Did you have to study acting; how much of the theoretical part of acting did you have to take on?
I studied acting at first on a personal level, because I was just interested in acting. Funny enough, I am a science guy and a tech person. Originally, my first degree was in Computer Science, and I used to develop apps and softwares, system designs and analysis. But I am always drawn to the arts – painting, drawing, poetry, music, and acting. So, I studied acting from different people, different techniques, and I started getting a sense of how to make something look believable, even if it doesn’t feel that way within you. Then I learnt how to feel something and not worry about how to make it believable, because sometimes when you feel something, your eyes tell the story completely. A lot of people don’t know that acting is deep psychology. It goes really deep and I think that’s when something inside of me shifted and I think I sat comfortably into this seat of getting into and understanding different characters and breakdown. It runs really deep.

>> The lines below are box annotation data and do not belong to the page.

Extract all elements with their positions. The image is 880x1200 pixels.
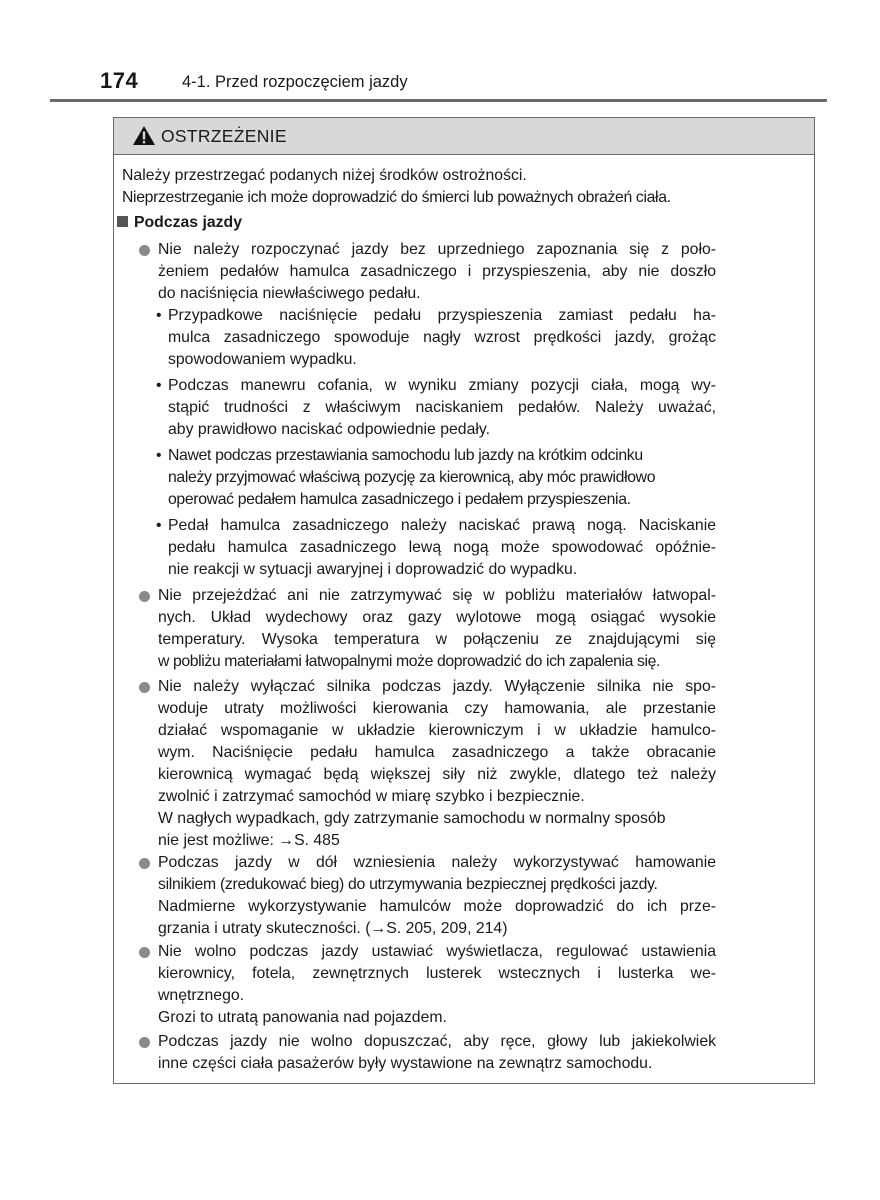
text-line: kierownicą wymagać będą większej siły niż zwykle, dlatego też należy (158, 766, 716, 783)
text-line: Nie należy wyłączać silnika podczas jazdy. Wyłączenie silnika nie spo- (158, 678, 716, 695)
round-bullet-icon (139, 858, 150, 869)
sub-bullet-marker: • (156, 377, 162, 394)
sub-bullet-marker: • (156, 447, 162, 464)
bullet-text (158, 941, 716, 1029)
text-line: W nagłych wypadkach, gdy zatrzymanie samochodu w normalny sposób (158, 810, 666, 827)
text-line: inne części ciała pasażerów były wystawione na zewnątrz samochodu. (158, 1055, 653, 1072)
text-line: operować pedałem hamulca zasadniczego i pedałem przyspieszenia. (168, 491, 631, 508)
sub-item-text (168, 305, 716, 371)
text-line: Nadmierne wykorzystywanie hamulców może doprowadzić do ich prze- (158, 898, 716, 915)
text-line: żeniem pedałów hamulca zasadniczego i przyspieszenia, aby nie doszło (158, 263, 716, 280)
text-line: Podczas jazdy nie wolno dopuszczać, aby ręce, głowy lub jakiekolwiek (158, 1033, 716, 1050)
text-line: stąpić trudności z właściwym naciskaniem pedałów. Należy uważać, (168, 399, 716, 416)
text-line: zwolnić i zatrzymać samochód w miarę szybko i bezpiecznie. (158, 788, 585, 805)
bullet-text (158, 1031, 716, 1075)
text-line: kierownicy, fotela, zewnętrznych lusterek wstecznych i lusterka we- (158, 965, 716, 982)
text-line: spowodowaniem wypadku. (168, 351, 357, 368)
text-line: działać wspomaganie w układzie kierowniczym i w układzie hamulco- (158, 722, 716, 739)
bullet-text (158, 676, 716, 852)
warning-box (113, 117, 815, 1084)
text-line: nych. Układ wydechowy oraz gazy wylotowe mogą osiągać wysokie (158, 609, 716, 626)
section-title: 4-1. Przed rozpoczęciem jazdy (182, 73, 408, 91)
text-line: Nie przejeżdżać ani nie zatrzymywać się w pobliżu materiałów łatwopal- (158, 587, 716, 604)
square-bullet-icon (117, 216, 128, 227)
text-line: mulca zasadniczego spowoduje nagły wzrost prędkości jazdy, grożąc (168, 329, 716, 346)
warning-title: OSTRZEŻENIE (161, 126, 287, 146)
intro-line: Nieprzestrzeganie ich może doprowadzić do śmierci lub poważnych obrażeń ciała. (122, 189, 671, 206)
text-line: Nie wolno podczas jazdy ustawiać wyświetlacza, regulować ustawienia (158, 943, 716, 960)
warning-header (114, 118, 814, 155)
text-line: nie reakcji w sytuacji awaryjnej i doprowadzić do wypadku. (168, 561, 578, 578)
text-line: wnętrznego. (158, 987, 245, 1004)
round-bullet-icon (139, 591, 150, 602)
text-line: wym. Naciśnięcie pedału hamulca zasadniczego a także obracanie (158, 744, 716, 761)
text-line: temperatury. Wysoka temperatura w połączeniu ze znajdującymi się (158, 631, 716, 648)
bullet-text (158, 852, 716, 940)
text-line: do naciśnięcia niewłaściwego pedału. (158, 285, 421, 302)
sub-bullet-marker: • (156, 517, 162, 534)
round-bullet-icon (139, 682, 150, 693)
text-line: grzania i utraty skuteczności. (→S. 205, 209, 214) (158, 920, 508, 937)
text-line: aby prawidłowo naciskać odpowiednie pedały. (168, 421, 490, 438)
intro-line: Należy przestrzegać podanych niżej środków ostrożności. (122, 167, 527, 184)
text-line: woduje utraty możliwości kierowania czy hamowania, ale przestanie (158, 700, 716, 717)
text-line: Pedał hamulca zasadniczego należy naciskać prawą nogą. Naciskanie (168, 517, 716, 534)
text-line: Nie należy rozpoczynać jazdy bez uprzedniego zapoznania się z poło- (158, 241, 716, 258)
header-divider (50, 99, 827, 102)
subsection-heading (117, 212, 242, 234)
round-bullet-icon (139, 245, 150, 256)
round-bullet-icon (139, 947, 150, 958)
warning-intro (122, 165, 722, 209)
text-line: Przypadkowe naciśnięcie pedału przyspieszenia zamiast pedału ha- (168, 307, 716, 324)
sub-item-text (168, 515, 716, 581)
round-bullet-icon (139, 1037, 150, 1048)
text-line: należy przyjmować właściwą pozycję za kierownicą, aby móc prawidłowo (168, 469, 656, 486)
text-line: w pobliżu materiałami łatwopalnymi może doprowadzić do ich zapalenia się. (158, 653, 661, 670)
bullet-text (158, 239, 716, 305)
bullet-text (158, 585, 716, 673)
page-number: 174 (100, 68, 139, 93)
text-line: Podczas manewru cofania, w wyniku zmiany pozycji ciała, mogą wy- (168, 377, 716, 394)
warning-body (114, 155, 814, 1083)
sub-item-text (168, 375, 716, 441)
text-line: Nawet podczas przestawiania samochodu lub jazdy na krótkim odcinku (168, 447, 643, 464)
text-line: silnikiem (zredukować bieg) do utrzymywania bezpiecznej prędkości jazdy. (158, 876, 658, 893)
subsection-title: Podczas jazdy (134, 214, 242, 231)
sub-bullet-marker: • (156, 307, 162, 324)
warning-triangle-icon (132, 125, 156, 146)
text-line: Grozi to utratą panowania nad pojazdem. (158, 1009, 447, 1026)
text-line: pedału hamulca zasadniczego lewą nogą może spowodować opóźnie- (168, 539, 716, 556)
text-line: Podczas jazdy w dół wzniesienia należy wykorzystywać hamowanie (158, 854, 716, 871)
sub-item-text (168, 445, 716, 511)
text-line: nie jest możliwe: →S. 485 (158, 832, 340, 849)
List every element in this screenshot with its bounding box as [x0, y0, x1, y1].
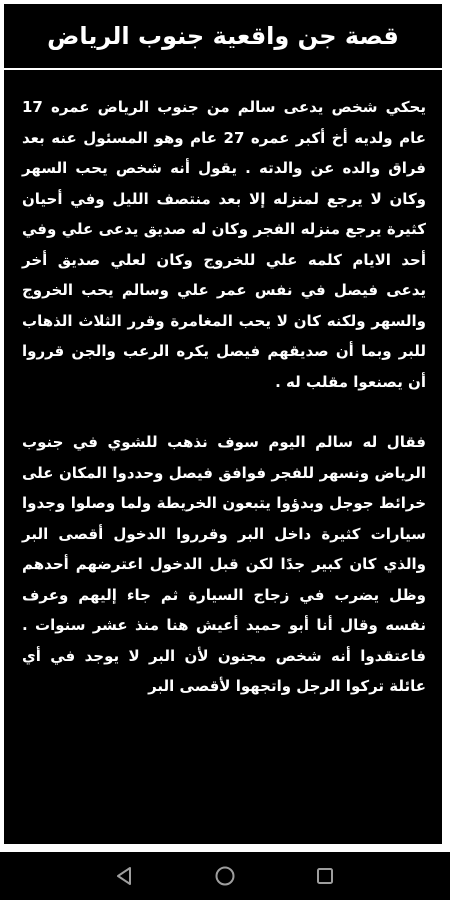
story-frame [3, 3, 443, 845]
title-bar [4, 4, 442, 70]
home-button[interactable] [195, 852, 255, 900]
system-navigation-bar [0, 852, 450, 900]
recent-square-icon [314, 865, 336, 887]
back-button[interactable] [95, 852, 155, 900]
story-content[interactable] [22, 92, 426, 702]
back-triangle-icon [114, 865, 136, 887]
story-paragraph: فقال له سالم اليوم سوف نذهب للشوي في جنوب الرياض ونسهر للفجر فوافق فيصل وحددوا المكان على خرائط جوجل وبدؤوا يتبعون الخريطة ولما وصلوا وجدوا سيارات كثيرة داخل البر وقرروا الدخول أقصى البر والذي كان كبير جدًا لكن قبل الدخول اعترضهم أحدهم وظل يضرب في زجاج السيارة ثم جاء إليهم وعرف نفسه وقال أنا أبو حميد أعيش هنا منذ عشر سنوات . فاعتقدوا أنه شخص مجنون لأن البر لا يوجد في أي عائلة تركوا الرجل واتجهوا لأقصى البر [22, 433, 426, 695]
home-circle-icon [214, 865, 236, 887]
story-paragraph: يحكي شخص يدعى سالم من جنوب الرياض عمره 17 عام ولديه أخ أكبر عمره 27 عام وهو المسئول عنه بعد فراق والده عن والدته . يقول أنه شخص يحب السهر وكان لا يرجع لمنزله إلا بعد منتصف الليل وفي أحيان كثيرة يرجع منزله الفجر وكان له صديق يدعى علي وفي أحد الايام كلمه علي للخروج وكان لعلي صديق أخر يدعى فيصل في نفس عمر علي وسالم يحب الخروج والسهر ولكنه كان لا يحب المغامرة وقرر الثلاث الذهاب للبر وبما أن صديقهم فيصل يكره الرعب والجن قرروا أن يصنعوا مقلب له . [22, 98, 427, 391]
story-title: قصة جن واقعية جنوب الرياض [47, 22, 399, 50]
recent-apps-button[interactable] [295, 852, 355, 900]
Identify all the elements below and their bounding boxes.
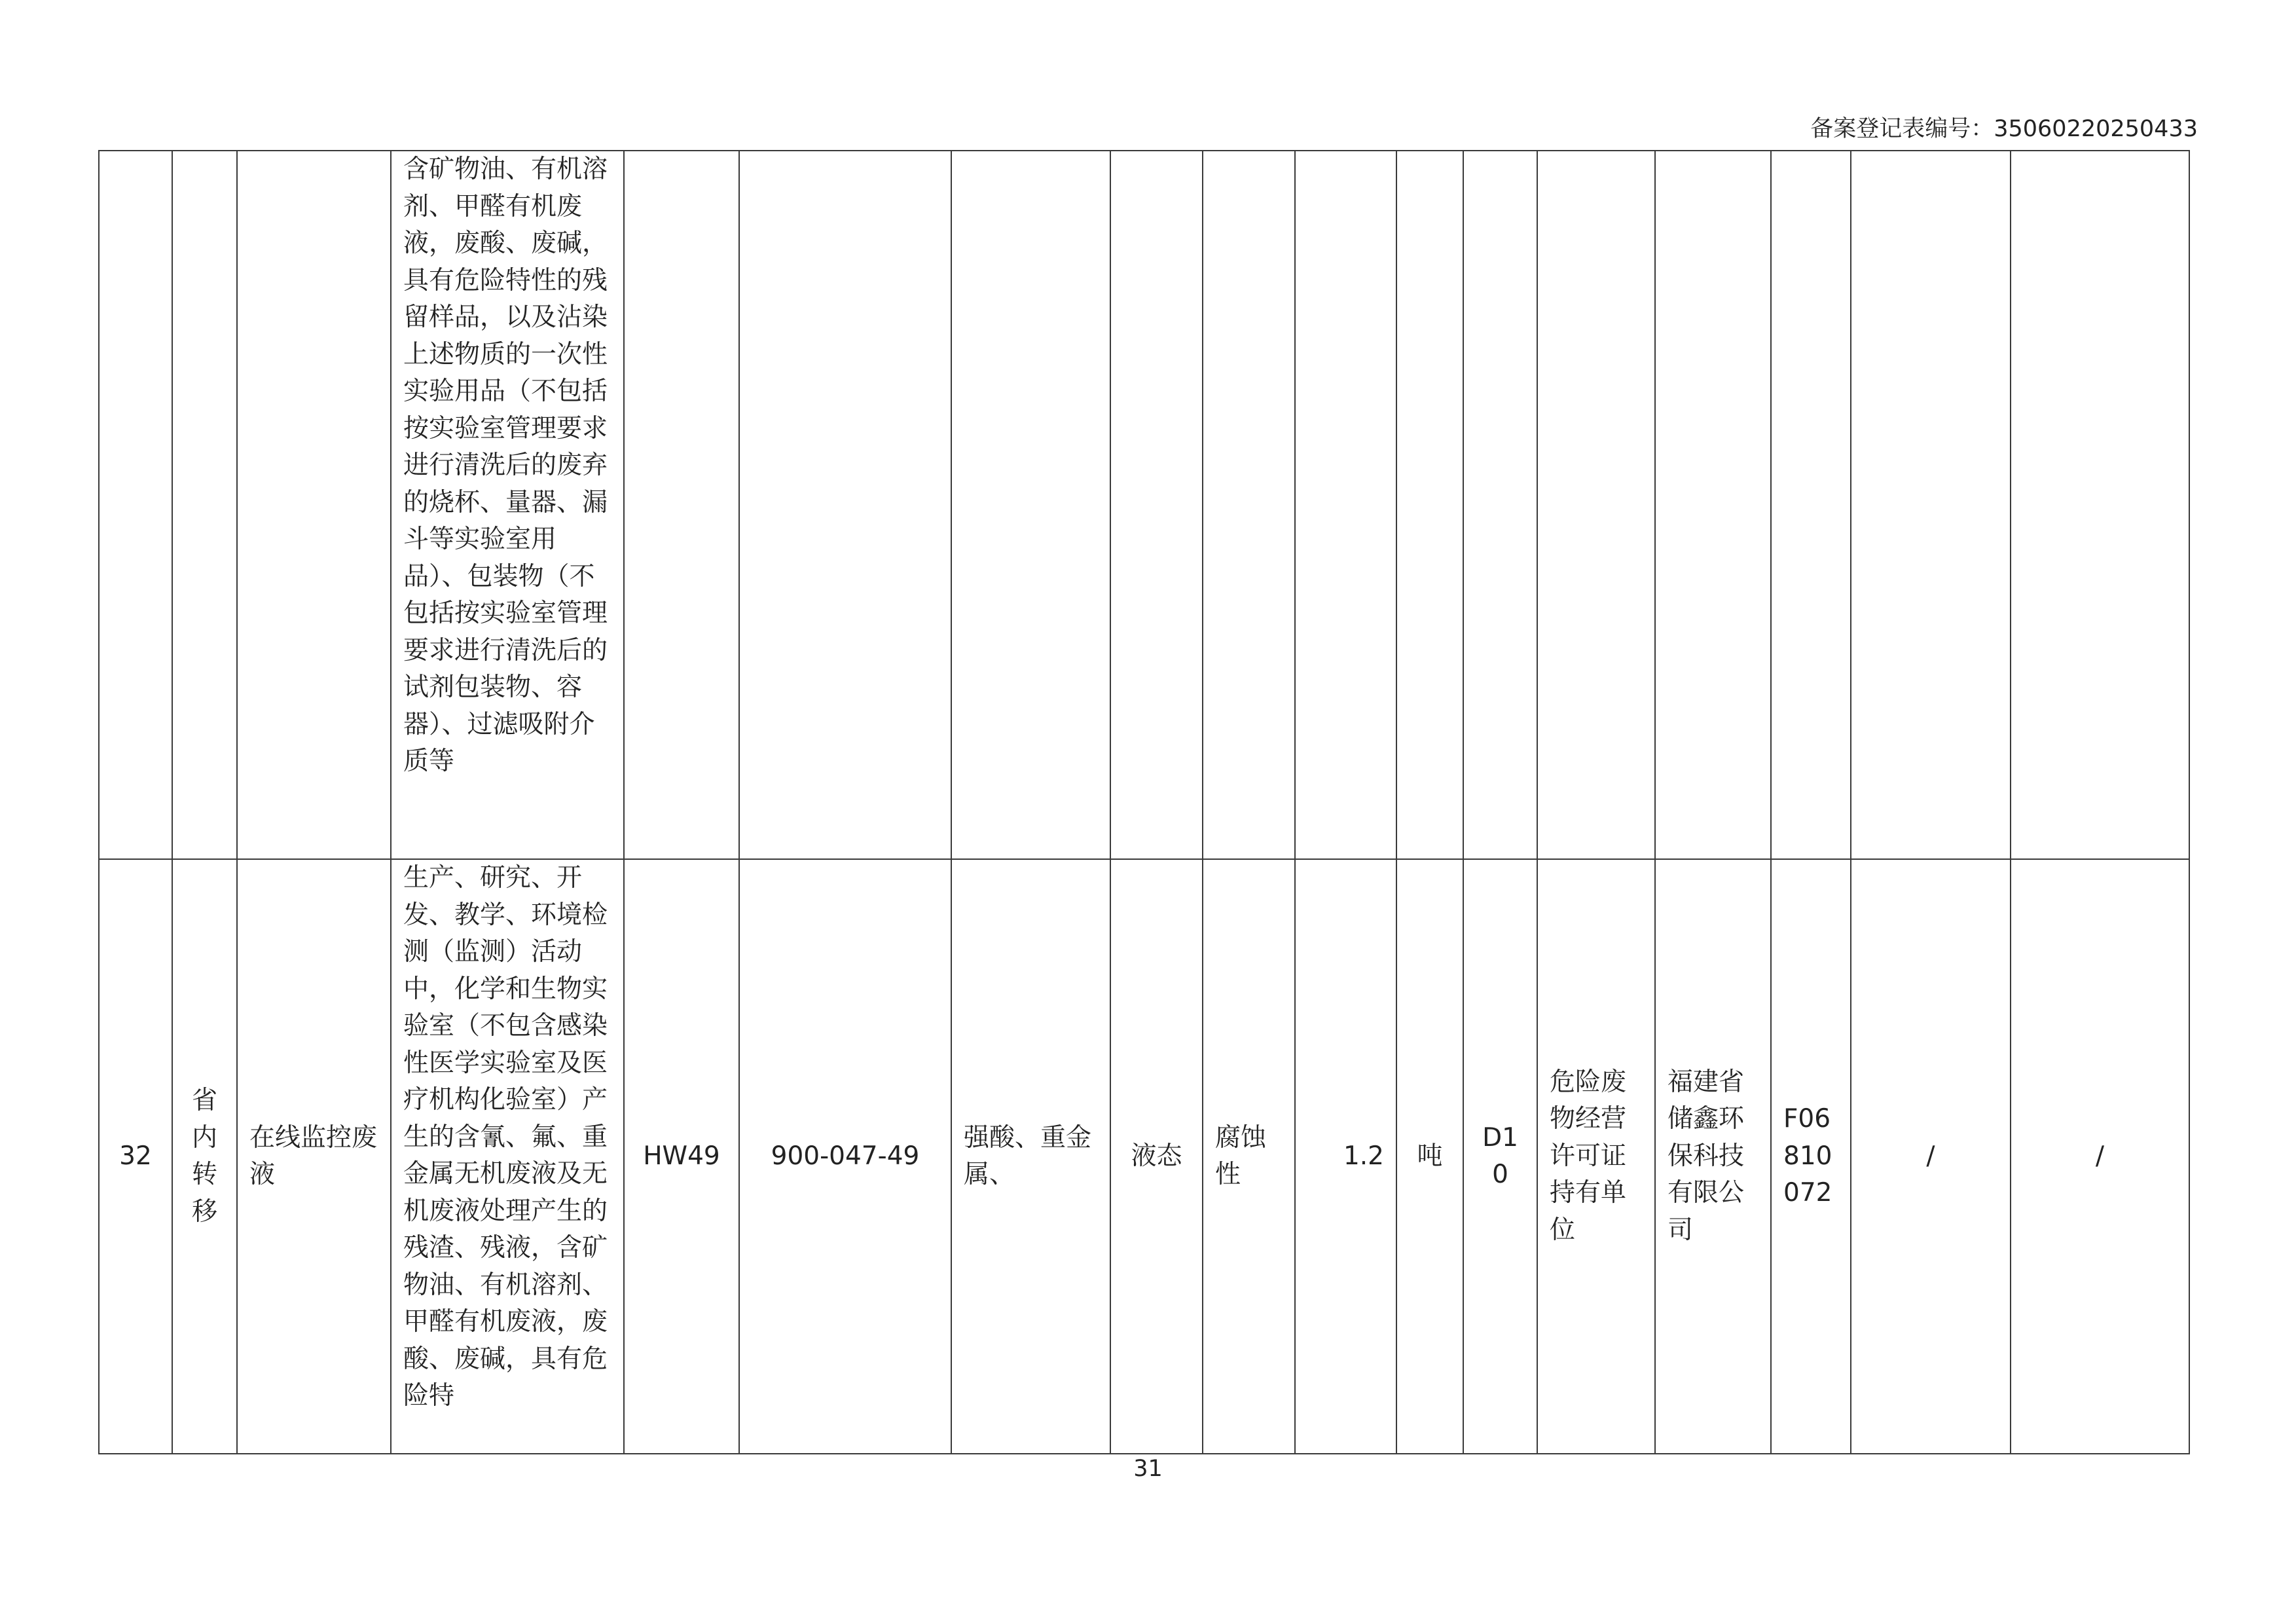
- cell-slash: /: [1851, 859, 2011, 1454]
- cell-description: 生产、研究、开发、教学、环境检测（监测）活动中，化学和生物实验室（不包含感染性医学实验室及医疗机构化验室）产生的含氰、氟、重金属无机废液及无机废液处理产生的残渣、残液，含矿物油、有机溶剂、甲醛有机废液，废酸、废碱，具有危险特: [391, 859, 624, 1454]
- cell-empty: [1851, 151, 2011, 859]
- cell-empty: [99, 151, 172, 859]
- registration-number: 备案登记表编号：35060220250433: [1810, 116, 2198, 142]
- cell-empty: [1771, 151, 1851, 859]
- cell-quantity: 1.2: [1295, 859, 1396, 1454]
- cell-empty: [1203, 151, 1295, 859]
- table-row-32: [99, 859, 2189, 1454]
- waste-transfer-table: [98, 150, 2190, 1454]
- cell-transfer-type: 省 内 转 移: [172, 859, 237, 1454]
- cell-empty: [624, 151, 739, 859]
- cell-slash: /: [2011, 859, 2189, 1454]
- cell-hazard-property: 腐蚀性: [1203, 859, 1295, 1454]
- cell-unit: 吨: [1396, 859, 1463, 1454]
- cell-index: 32: [99, 859, 172, 1454]
- cell-empty: [1110, 151, 1203, 859]
- cell-empty: [1295, 151, 1396, 859]
- cell-waste-name: 在线监控废液: [237, 859, 391, 1454]
- cell-empty: [1396, 151, 1463, 859]
- cell-empty: [951, 151, 1110, 859]
- cell-empty: [739, 151, 951, 859]
- cell-empty: [2011, 151, 2189, 859]
- cell-empty: [1655, 151, 1771, 859]
- cell-empty: [1463, 151, 1537, 859]
- page-number: 31: [1133, 1456, 1163, 1482]
- table-row-continued: [99, 151, 2189, 859]
- cell-waste-code: 900-047-49: [739, 859, 951, 1454]
- cell-disposal-method: D1 0: [1463, 859, 1537, 1454]
- cell-hazardous-components: 强酸、重金属、: [951, 859, 1110, 1454]
- cell-empty: [1537, 151, 1655, 859]
- cell-empty: [237, 151, 391, 859]
- cell-description-continued: 含矿物油、有机溶剂、甲醛有机废液，废酸、废碱，具有危险特性的残留样品，以及沾染上述物质的一次性实验用品（不包括按实验室管理要求进行清洗后的废弃的烧杯、量器、漏斗等实验室用品）、包装物（不包括按实验室管理要求进行清洗后的试剂包装物、容器）、过滤吸附介质等: [391, 151, 624, 859]
- cell-receiver-name: 福建省储鑫环保科技有限公司: [1655, 859, 1771, 1454]
- cell-receiver-type: 危险废物经营许可证持有单位: [1537, 859, 1655, 1454]
- cell-physical-form: 液态: [1110, 859, 1203, 1454]
- cell-license-number: F06 810 072: [1771, 859, 1851, 1454]
- cell-empty: [172, 151, 237, 859]
- cell-waste-category: HW49: [624, 859, 739, 1454]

For someone who is also in tune with Hollywood, how much would you say Nollywood has improved, to be at par?
First of all, Nollywood – though I hate that name sometimes, because it is like a rip off of Hollywood, it feels like copy – is Nigerian cinema and is a force to reckon with. We have endless, timeless stories. We’ve not even begun to scratch the surface of her stories. We have legends, folklores and magic in our stories. Each tribe in Nigeria has its origin, superhero figures. I tell people the Bible is one of the first Superhero books I’ve ever read. If you go into each culture, they have their own stories. I think if you look at some of the stories from the early 80s and 90s, they had a lot of depth, a lot of soul and a lot of great connection to the people. We didn’t have great pictures then, but now we have a lot of great pictures, though the stories are not as rich as they used to be. We can do better with our stories, if we dig deeper into our truth. Sometimes the problem is in trying to be like Hollywood, we forget that we have our own truth. I think we are doing a fantastic job; I think in the next ten years, we are going to be a huge competition for the Indians.

What attracts you to a script?
The money is good; it’s always a good factor. But I have done jobs for far less just because the character is something that I wanted to prove a point with. I like challenging characters that are difficult to play. That’s when my senses begin to tingle. If the character is an everyday character, sometimes I get bored, because people have seen this before. But if it is something that no one has seen before, something extraordinary, that has layers and depths – that really gets me, especially when the plot of the story is even all the more juicy.

What is the future of acting for you?
The future of acting for me is definitely production. I want to make my own films; I want to produce and be a show runner. I don’t want to say it yet, but I do have that as a goal because I am looking at the future of settling down, starting a family. Being an actor doesn’t really give me that time to raise kids, and raise them the way you want. For me, the goal is to start my own production and only be in films that I really, really like. Also, I have a lot of stories I want to tell. I envision myself to be one of the best filmmakers to come out of Africa, because I have a lot of stories that I really want to tell and I think they will shape the African cinema for life.